We can simulate this. We can randomly permute the 31 values, split them into two groups of 16 and 15, and see how different the distributions in the two groups are. Since the data are zeros and ones, we can just see how different the two proportions are.

That’s exactly what we did for A/B testing in the previous section. Sample A is now the control group and Sample B the treatment group. We will carry out the test below showing the details of all the steps. You should confirm that they are the same as the steps carried out for A/B testing.

In [None]:
bta.group('Group', np.average)

In [None]:
observed_proportions = bta.group('Group', np.average).column(1)
observed_distance = abs(observed_proportions.item(0) - observed_proportions.item(1))
observed_distance

In [None]:
def distance(table, group_label):
    reduced = table.select('Result', group_label)
    proportions = reduced.group(group_label, np.average).column(1)
    return abs(proportions.item(1) - proportions.item(0))

In [None]:
from scipy import stats

In [None]:
stats.ttest_ind(bta.where('Group', 'Treatment').column('Result'), bta.where('Group', 'Control').column('Result'))

In [None]:
bta.select('Group', 'Result').hist(group = 'Group')

In [None]:
np.count_nonzero(distances >= observed_distance) / repetitions

In [None]:
distance(bta, 'Group')

In [None]:
shuffled_labels = bta.sample(with_replacement=False).column(0)

In [None]:
stats.ttest_ind(bta_with_shuffled_labels.where('Shuffled Label', 'Treatment').column('Result'), bta_with_shuffled_labels.where('Shuffled Label', 'Control').column('Result'))

In [None]:
bta_with_shuffled_labels = bta.with_column('Shuffled Label', shuffled_labels)
bta_with_shuffled_labels.show()

In [None]:
distance(bta_with_shuffled_labels, 'Shuffled Label')

In [None]:
def one_simulated_distance():
    shuffled_labels = bta.sample(with_replacement = False).column('Group')
    shuffled_table = bta.select('Result').with_column(
        'Shuffled Label', shuffled_labels)
    return distance(shuffled_table, 'Shuffled Label'), stats.ttest_ind(shuffled_table.where('Shuffled Label', 'Treatment').column('Result'), shuffled_table.where('Shuffled Label', 'Control').column('Result'))[1]


In [None]:
one_simulated_distance()

In [None]:
distances = make_array()
p_vals = make_array()
repetitions = 20
for i in np.arange(repetitions):
    new_distance = one_simulated_distance()
    distances = np.append(distances, new_distance[0])
    p_vals = np.append(p_vals, new_distance[1])

In [None]:
Table().with_column('Pvals', p_vals).hist()
plots.scatter(0.05, 0, color='red', s=40, zorder=3)

In [None]:
np.count_nonzero(p_vals <= 0.05) / repetitions

In [None]:
Table().with_column('Distance', distances).hist(
    bins = np.arange(0, 0.7, 0.1), left_end = observed_distance)
# Plotting parameters; you can ignore the code below
plots.ylim(-0.1, 5.5)
plots.scatter(observed_distance, 0, color='red', s=40, zorder=3)
plots.title('Prediction Under the Null Hypothesis')
print('Observed Distance', observed_distance)

In [None]:
empirical_p = np.count_nonzero(distances >= observed_distance) / repetitions
empirical_p

This is a small p-value. The observed statistic is in the tail of the empirical histogram of the test statistic generated under the null hypothesis.

The result is statistically significant. The test favors the alternative hypothesis over the null. The evidence supports the hypothesis that the treatment is doing something.

The study reports a P-value of 0.009, or 0.9%, which is not far from our empirical value.

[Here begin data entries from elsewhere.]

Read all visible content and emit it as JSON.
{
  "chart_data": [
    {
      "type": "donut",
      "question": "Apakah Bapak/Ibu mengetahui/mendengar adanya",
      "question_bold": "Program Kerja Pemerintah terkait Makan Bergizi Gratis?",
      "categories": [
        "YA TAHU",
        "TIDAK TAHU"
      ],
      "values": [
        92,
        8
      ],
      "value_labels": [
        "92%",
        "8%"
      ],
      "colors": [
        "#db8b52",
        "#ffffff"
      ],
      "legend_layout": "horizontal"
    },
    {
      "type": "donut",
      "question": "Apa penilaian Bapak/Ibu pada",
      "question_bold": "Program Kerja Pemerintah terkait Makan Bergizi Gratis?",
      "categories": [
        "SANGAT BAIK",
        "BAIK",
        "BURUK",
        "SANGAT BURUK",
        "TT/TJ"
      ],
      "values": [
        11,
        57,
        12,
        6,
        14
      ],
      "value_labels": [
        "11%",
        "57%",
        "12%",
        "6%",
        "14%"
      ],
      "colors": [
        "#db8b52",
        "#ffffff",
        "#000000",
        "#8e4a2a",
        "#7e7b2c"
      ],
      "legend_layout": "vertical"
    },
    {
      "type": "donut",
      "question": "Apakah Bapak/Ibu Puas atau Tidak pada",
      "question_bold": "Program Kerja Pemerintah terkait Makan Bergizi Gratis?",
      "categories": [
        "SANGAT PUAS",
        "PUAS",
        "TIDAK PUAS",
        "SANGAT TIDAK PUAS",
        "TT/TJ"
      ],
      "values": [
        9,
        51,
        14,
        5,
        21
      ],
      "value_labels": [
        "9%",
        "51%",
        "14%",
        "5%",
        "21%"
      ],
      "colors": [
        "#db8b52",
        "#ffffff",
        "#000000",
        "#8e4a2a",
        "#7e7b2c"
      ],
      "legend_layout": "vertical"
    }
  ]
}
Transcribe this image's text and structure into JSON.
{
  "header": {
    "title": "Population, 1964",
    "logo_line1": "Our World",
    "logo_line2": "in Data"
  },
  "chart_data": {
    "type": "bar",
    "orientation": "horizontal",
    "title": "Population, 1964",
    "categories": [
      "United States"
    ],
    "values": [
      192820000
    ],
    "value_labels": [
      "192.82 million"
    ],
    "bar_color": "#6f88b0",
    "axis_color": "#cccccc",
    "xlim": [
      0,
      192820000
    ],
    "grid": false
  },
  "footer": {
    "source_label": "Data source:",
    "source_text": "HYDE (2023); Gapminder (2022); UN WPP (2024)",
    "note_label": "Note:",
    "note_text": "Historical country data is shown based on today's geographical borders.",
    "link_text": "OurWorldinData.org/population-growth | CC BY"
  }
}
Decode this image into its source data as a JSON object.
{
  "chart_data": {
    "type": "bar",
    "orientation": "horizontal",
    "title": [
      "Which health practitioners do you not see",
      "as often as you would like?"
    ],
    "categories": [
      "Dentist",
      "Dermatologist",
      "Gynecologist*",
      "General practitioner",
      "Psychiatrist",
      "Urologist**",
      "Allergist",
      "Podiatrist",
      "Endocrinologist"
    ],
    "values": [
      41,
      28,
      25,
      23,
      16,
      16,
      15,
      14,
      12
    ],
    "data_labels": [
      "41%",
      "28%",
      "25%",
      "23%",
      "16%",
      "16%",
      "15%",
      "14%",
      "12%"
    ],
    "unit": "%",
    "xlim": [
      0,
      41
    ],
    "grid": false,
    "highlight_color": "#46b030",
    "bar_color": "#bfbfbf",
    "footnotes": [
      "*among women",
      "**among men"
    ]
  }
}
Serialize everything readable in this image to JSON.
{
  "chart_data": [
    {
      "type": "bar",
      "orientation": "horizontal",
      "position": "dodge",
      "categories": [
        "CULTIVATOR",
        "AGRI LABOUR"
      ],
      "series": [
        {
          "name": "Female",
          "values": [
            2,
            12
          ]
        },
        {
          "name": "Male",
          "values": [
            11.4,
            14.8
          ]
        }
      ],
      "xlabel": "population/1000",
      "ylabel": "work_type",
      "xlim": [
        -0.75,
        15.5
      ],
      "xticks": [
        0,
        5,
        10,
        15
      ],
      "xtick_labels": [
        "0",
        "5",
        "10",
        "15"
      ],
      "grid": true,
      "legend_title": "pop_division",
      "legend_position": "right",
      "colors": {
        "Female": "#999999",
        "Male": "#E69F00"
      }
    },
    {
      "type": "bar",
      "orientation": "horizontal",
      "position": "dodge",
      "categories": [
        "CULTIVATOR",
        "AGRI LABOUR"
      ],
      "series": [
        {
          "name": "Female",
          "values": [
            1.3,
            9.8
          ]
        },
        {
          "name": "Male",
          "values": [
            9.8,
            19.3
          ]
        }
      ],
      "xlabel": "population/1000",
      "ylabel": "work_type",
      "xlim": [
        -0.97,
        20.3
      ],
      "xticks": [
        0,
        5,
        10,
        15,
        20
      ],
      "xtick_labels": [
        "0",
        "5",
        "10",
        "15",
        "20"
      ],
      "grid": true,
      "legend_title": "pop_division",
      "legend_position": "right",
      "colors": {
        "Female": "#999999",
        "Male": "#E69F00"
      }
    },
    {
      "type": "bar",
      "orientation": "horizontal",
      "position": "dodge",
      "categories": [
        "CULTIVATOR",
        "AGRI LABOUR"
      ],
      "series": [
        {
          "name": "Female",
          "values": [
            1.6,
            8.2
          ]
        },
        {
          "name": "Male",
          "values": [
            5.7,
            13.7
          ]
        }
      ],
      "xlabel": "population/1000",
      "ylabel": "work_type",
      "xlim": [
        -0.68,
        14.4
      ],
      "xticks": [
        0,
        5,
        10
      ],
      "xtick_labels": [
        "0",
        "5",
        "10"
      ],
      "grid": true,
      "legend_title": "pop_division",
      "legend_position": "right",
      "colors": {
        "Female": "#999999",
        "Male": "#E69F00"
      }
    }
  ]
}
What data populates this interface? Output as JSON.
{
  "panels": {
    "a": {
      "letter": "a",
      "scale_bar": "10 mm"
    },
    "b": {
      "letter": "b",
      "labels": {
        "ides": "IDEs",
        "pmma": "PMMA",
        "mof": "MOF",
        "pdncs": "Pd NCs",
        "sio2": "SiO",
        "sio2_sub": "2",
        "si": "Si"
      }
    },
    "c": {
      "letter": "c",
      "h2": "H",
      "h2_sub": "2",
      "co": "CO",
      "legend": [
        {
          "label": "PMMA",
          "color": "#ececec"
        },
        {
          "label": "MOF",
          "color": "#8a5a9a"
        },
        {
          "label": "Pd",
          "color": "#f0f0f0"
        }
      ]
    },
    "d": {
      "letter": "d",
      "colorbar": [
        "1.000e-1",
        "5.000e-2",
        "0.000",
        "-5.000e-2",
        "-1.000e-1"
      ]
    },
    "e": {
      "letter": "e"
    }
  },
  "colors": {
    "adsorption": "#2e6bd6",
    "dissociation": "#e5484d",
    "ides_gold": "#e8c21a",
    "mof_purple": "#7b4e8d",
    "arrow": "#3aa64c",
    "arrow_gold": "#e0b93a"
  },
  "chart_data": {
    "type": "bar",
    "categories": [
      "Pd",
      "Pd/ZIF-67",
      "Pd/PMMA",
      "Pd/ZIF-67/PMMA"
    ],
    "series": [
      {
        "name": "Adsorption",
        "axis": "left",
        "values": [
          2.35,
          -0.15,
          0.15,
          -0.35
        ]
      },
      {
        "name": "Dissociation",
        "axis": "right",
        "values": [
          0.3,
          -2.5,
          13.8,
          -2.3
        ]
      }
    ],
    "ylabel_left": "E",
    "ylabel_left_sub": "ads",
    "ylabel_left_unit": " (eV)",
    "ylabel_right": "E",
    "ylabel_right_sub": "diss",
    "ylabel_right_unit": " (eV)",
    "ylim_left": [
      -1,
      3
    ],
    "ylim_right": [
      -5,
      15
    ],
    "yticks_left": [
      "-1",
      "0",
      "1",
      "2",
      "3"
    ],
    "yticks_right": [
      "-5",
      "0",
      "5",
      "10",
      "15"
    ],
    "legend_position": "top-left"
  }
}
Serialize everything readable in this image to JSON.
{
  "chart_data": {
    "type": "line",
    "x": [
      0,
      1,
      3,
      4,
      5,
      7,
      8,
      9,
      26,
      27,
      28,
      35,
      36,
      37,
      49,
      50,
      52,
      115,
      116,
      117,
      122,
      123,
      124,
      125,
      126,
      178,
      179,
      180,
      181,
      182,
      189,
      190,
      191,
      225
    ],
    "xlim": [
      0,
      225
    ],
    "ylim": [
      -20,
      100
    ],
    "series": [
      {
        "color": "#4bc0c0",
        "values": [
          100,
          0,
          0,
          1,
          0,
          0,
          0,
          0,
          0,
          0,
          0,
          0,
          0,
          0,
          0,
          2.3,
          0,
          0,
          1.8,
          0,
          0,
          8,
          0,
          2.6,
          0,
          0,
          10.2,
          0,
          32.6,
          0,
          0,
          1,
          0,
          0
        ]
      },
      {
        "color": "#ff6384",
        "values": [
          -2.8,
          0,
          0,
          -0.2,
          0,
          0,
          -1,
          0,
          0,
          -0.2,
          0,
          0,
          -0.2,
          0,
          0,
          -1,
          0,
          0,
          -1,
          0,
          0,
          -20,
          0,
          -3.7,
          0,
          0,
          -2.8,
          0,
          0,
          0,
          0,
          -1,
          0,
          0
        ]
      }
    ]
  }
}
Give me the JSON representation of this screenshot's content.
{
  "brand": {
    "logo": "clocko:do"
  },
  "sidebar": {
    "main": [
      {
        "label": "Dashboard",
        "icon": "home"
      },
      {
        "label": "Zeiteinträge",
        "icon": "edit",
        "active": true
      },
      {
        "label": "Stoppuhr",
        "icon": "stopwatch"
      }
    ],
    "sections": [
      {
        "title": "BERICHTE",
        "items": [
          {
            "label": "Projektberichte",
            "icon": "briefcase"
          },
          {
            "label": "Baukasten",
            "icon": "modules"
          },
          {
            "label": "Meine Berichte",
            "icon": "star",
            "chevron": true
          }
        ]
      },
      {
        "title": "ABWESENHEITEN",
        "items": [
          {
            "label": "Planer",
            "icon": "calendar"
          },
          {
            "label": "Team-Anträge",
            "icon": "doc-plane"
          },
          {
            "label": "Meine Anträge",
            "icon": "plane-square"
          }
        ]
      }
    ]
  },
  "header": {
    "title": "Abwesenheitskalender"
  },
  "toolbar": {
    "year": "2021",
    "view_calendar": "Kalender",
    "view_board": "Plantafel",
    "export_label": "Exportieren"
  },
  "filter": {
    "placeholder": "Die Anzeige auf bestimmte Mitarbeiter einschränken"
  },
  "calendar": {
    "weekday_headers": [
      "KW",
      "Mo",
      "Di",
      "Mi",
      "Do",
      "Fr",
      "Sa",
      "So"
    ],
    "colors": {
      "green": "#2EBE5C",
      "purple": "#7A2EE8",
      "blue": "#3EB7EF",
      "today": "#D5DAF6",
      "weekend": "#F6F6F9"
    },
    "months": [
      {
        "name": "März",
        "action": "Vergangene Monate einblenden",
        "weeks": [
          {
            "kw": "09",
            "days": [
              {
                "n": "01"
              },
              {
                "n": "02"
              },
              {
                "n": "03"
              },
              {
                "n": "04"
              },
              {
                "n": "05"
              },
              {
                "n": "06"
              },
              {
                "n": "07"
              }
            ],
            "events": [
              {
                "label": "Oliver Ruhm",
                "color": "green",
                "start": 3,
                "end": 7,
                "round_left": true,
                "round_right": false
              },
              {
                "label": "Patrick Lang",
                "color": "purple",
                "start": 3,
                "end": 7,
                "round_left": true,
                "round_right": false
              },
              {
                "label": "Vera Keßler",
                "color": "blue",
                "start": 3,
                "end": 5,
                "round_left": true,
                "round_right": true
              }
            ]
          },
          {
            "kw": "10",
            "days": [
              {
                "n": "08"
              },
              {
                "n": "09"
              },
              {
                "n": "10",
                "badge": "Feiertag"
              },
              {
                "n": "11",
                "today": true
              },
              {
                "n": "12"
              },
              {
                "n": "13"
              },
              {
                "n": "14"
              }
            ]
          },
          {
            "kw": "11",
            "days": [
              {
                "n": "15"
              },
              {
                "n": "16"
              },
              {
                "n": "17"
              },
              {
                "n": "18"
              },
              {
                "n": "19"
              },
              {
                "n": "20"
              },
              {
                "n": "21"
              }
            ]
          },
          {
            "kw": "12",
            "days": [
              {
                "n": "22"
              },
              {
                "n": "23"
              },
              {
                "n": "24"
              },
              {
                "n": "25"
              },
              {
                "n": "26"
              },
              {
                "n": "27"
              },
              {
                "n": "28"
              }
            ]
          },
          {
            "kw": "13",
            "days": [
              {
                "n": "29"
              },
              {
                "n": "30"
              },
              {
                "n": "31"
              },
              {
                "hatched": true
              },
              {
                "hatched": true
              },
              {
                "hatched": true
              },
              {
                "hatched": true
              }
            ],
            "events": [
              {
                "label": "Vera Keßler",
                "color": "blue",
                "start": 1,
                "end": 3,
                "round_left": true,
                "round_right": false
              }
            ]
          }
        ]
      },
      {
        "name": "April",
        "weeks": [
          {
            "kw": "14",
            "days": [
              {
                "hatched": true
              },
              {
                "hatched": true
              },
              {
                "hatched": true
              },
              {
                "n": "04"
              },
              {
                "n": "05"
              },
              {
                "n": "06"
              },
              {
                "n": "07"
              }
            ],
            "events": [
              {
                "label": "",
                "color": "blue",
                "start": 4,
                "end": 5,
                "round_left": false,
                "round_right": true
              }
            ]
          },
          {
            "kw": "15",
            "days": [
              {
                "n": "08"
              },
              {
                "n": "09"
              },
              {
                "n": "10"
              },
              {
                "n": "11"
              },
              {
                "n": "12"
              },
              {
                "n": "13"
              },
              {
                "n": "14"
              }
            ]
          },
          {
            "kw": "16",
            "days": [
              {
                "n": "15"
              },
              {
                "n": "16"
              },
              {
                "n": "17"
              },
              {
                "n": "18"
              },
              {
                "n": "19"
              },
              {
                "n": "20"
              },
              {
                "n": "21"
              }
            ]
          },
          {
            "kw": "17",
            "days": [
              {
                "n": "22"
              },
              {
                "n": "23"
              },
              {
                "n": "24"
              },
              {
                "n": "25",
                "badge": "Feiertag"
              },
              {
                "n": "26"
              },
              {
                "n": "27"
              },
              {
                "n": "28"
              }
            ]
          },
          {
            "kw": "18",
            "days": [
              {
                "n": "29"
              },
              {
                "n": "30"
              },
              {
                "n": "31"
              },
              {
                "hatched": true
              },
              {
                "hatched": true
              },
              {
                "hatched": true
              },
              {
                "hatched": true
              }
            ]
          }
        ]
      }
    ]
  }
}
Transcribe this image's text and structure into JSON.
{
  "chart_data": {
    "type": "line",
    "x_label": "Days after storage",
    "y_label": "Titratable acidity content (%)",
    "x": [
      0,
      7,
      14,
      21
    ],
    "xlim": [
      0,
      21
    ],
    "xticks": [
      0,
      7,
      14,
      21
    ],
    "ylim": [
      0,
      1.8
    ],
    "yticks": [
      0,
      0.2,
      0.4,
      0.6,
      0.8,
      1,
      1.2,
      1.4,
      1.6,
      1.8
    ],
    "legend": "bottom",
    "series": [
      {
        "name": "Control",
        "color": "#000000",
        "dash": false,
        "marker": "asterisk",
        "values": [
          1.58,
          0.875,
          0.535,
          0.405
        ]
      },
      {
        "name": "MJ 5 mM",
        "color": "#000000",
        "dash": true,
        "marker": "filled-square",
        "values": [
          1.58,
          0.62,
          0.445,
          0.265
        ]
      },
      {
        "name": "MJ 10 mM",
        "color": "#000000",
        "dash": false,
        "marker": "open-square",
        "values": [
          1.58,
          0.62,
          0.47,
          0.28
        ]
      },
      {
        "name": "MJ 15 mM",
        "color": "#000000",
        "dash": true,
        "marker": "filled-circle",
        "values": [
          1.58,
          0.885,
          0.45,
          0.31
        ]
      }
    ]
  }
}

Because the trials were randomized, the test is evidence that the treatment causes the difference. The random assignment of patients to the two groups ensures that there is no confounding variable that could affect the conclusion of causality.

If the treatment had not been randomly assigned, our test would still point toward an association between the treatment and back pain outcomes among our 31 patients. **But beware**: without randomization, this association would not imply that the treatment caused a change in back pain outcomes. For example, if the patients themselves had chosen whether to administer the treatment, perhaps the patients experiencing more pain would be more likely to choose the treatment and more likely to experience some reduction in pain even without medication. Pre-existing pain would then be a confounding factor in the analysis.